Continuous Integration (CI) for Azure Resource Manager (ARM) Templates with Visual Studio Team Services (VSTS)

Posted by Steven Follis on December 12, 2016

The concept of Continuous Integration makes developing any piece of software infinitely more efficient and convenient. At a high level, CI takes a set of changes in a code repository and makes sure the changes don’t break stuff. For code that has compilation steps this is better understood, but how do we get the benefits of CI with a declarative JSON document such as an ARM Template?

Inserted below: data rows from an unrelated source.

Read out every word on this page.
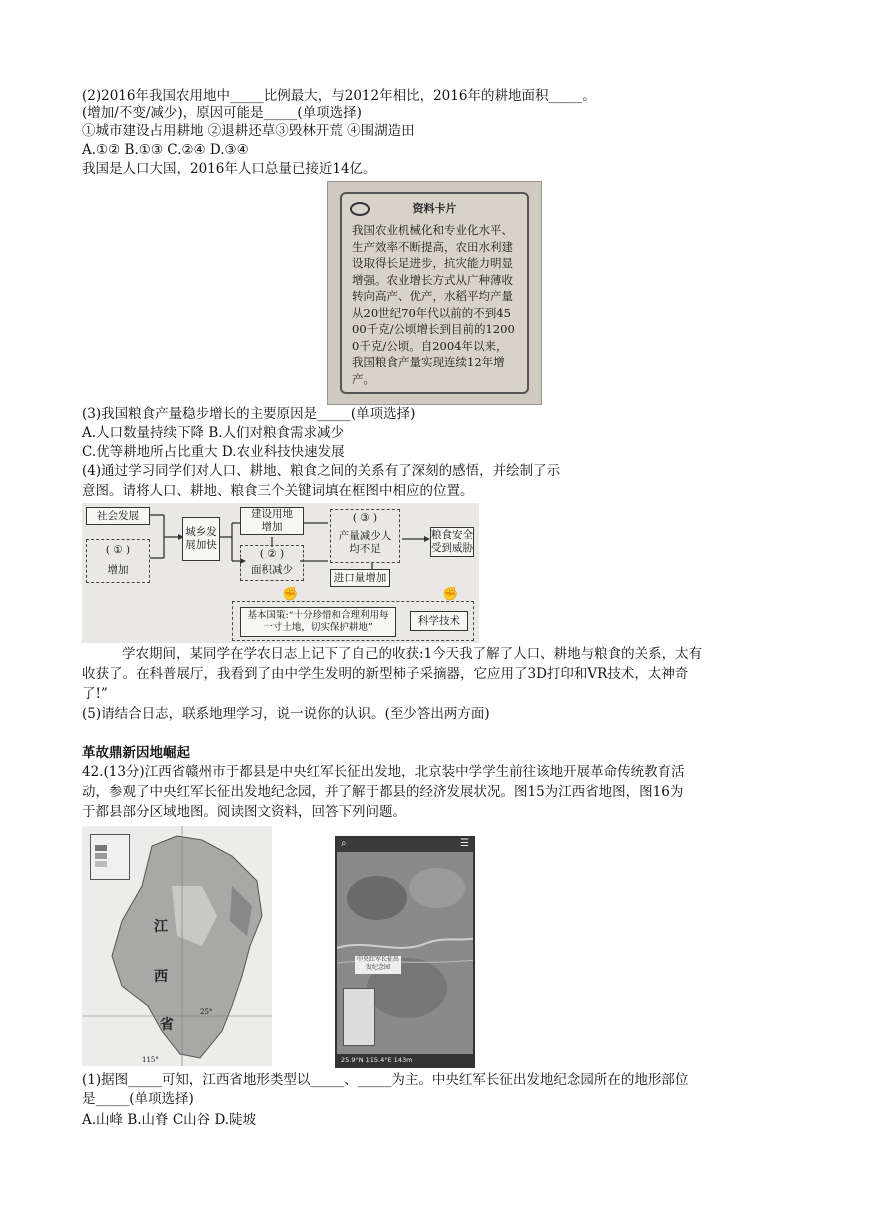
(2)2016年我国农用地中_____比例最大，与2012年相比，2016年的耕地面积_____。
(增加/不变/减少)，原因可能是_____(单项选择)
①城市建设占用耕地 ②退耕还草③毁林开荒 ④围湖造田
A.①② B.①③ C.②④ D.③④
我国是人口大国，2016年人口总量已接近14亿。
资料卡片
我国农业机械化和专业化水平、生产效率不断提高，农田水利建设取得长足进步，抗灾能力明显增强。农业增长方式从广种薄收转向高产、优产，水稻平均产量从20世纪70年代以前的不到4500千克/公顷增长到目前的12000千克/公顷。自2004年以来，我国粮食产量实现连续12年增产。
(3)我国粮食产量稳步增长的主要原因是_____(单项选择)
A.人口数量持续下降 B.人们对粮食需求减少
C.优等耕地所占比重大 D.农业科技快速发展
(4)通过学习同学们对人口、耕地、粮食之间的关系有了深刻的感悟，并绘制了示
意图。请将人口、耕地、粮食三个关键词填在框图中相应的位置。
社会发展
( ① )
增加
城乡发展加快
建设用地
增加
( ② )
面积减少
( ③ )
产量减少人均不足
进口量增加
粮食安全受到威胁
✊	✊
基本国策:“十分珍惜和合理利用每一寸土地，切实保护耕地”
科学技术
学农期间，某同学在学农日志上记下了自己的收获:1今天我了解了人口、耕地与粮食的关系，太有
收获了。在科普展厅，我看到了由中学生发明的新型柿子采摘器，它应用了3D打印和VR技术，太神奇
了!”
(5)请结合日志，联系地理学习，说一说你的认识。(至少答出两方面)
革故鼎新因地崛起
42.(13分)江西省赣州市于都县是中央红军长征出发地，北京装中学学生前往该地开展革命传统教育活
动，参观了中央红军长征出发地纪念园，并了解于都县的经济发展状况。图15为江西省地图，图16为
于都县部分区域地图。阅读图文资料，回答下列问题。
江
西
省
25°
115°
⌕	☰
中央红军长征出发纪念园
25.9°N 115.4°E 143m
(1)据图_____可知，江西省地形类型以_____、_____为主。中央红军长征出发地纪念园所在的地形部位
是_____(单项选择)
A.山峰 B.山脊 C山谷 D.陡坡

This was the question that arose on a recent project that included an ARM Template that needed to be deployed in multiple regions. Regular changes were being made to the template file that were committed to the repository without any real checks - it took a full deployment to determine if the template would successfully deploy or fail miserably. To smooth out this process, we took the ARM Template and used a Visual Studio Team Services Release Definition to automate the validation of a template in a myriad of regions.

We began by authoring a PowerShell script that would take an ARM Template and loop through all regions worldwide to create Resource Groups and deployments. Doing a full deployment in every region worldwide is expensive, time consuming, and may hit subscriptions limits for resources such as VM cores. Instead, we can send a template to ARM’s Validate Endpoint. This endpoint checks the syntax of a template file without doing an actual deployment, and determines if the file will be accepted by the Resource Manager during a deployment. Using this endpoint is a cheaper, easier way to get a good idea of a template’s deploy-ability, and was a better option than full on deployments.

Delightfully, the out of the box Azure Resource Group Deployment task within VSTS already had the capability to do a validation only deployment, meaning the in-flight PowerShell script was scrapped.

image

First, we need a new Release Definition. From there I created an Environment for each of the 15 Azure Regions that I wanted to test the template against. I’d used 2-5 Environments before, but VSTS had no issue with 15 disparate Environments. Within each of these Environments two tasks were created:

  • The first Azure Resource Group Deployment task takes the specified ARM Template and executes a Validation Only deployment. Since a Resource Group is needed, this step automatically generates a RG as part of the task

  • The second Azure Resource Group Deployment tasks deletes the Resource Group that is created in the first step

image

Note that under Control Options we’ve checked the box for Continue on error. This will ensure that even if a template fails validation that the release will continue to the cleanup task. Else our subscription will be littered with empty resource groups

By default the regions will execute serially one after another. This is fine if we’re using the convenient Hosted Agent within VSTS to run our builds up in the cloud, however we may have a pool of servers with Build Agents installed. In this case we’d like to execute validations in parallel. Go ahead and open the Deployment conditions for each Environment.

image

Next, adjust the Trigger to After release creation. This will allow multiple environments to run at the same time, making the process far quicker.

image

With our Release Definition completed with an Environment for each Azure Region, create a New Release. VSTS will run the tasks and provide a nice dashboard.

image

I can see from the Deployment Status column that there was an issue with Brazil South. At this time the task does not provide verbose feedback on why the template failed to validate, but I now have enough information to focus my debugging efforts.

The Validate endpoint does not catch 100% of issues. We ran into a scenario where a template validated, but a particular VM size was unavailable in the given region. There is no real substitute for a real deployment to ensure a template functions 100% properly, however this approach of the Validate endpoint catches a large number of issues before a deployment even occurs.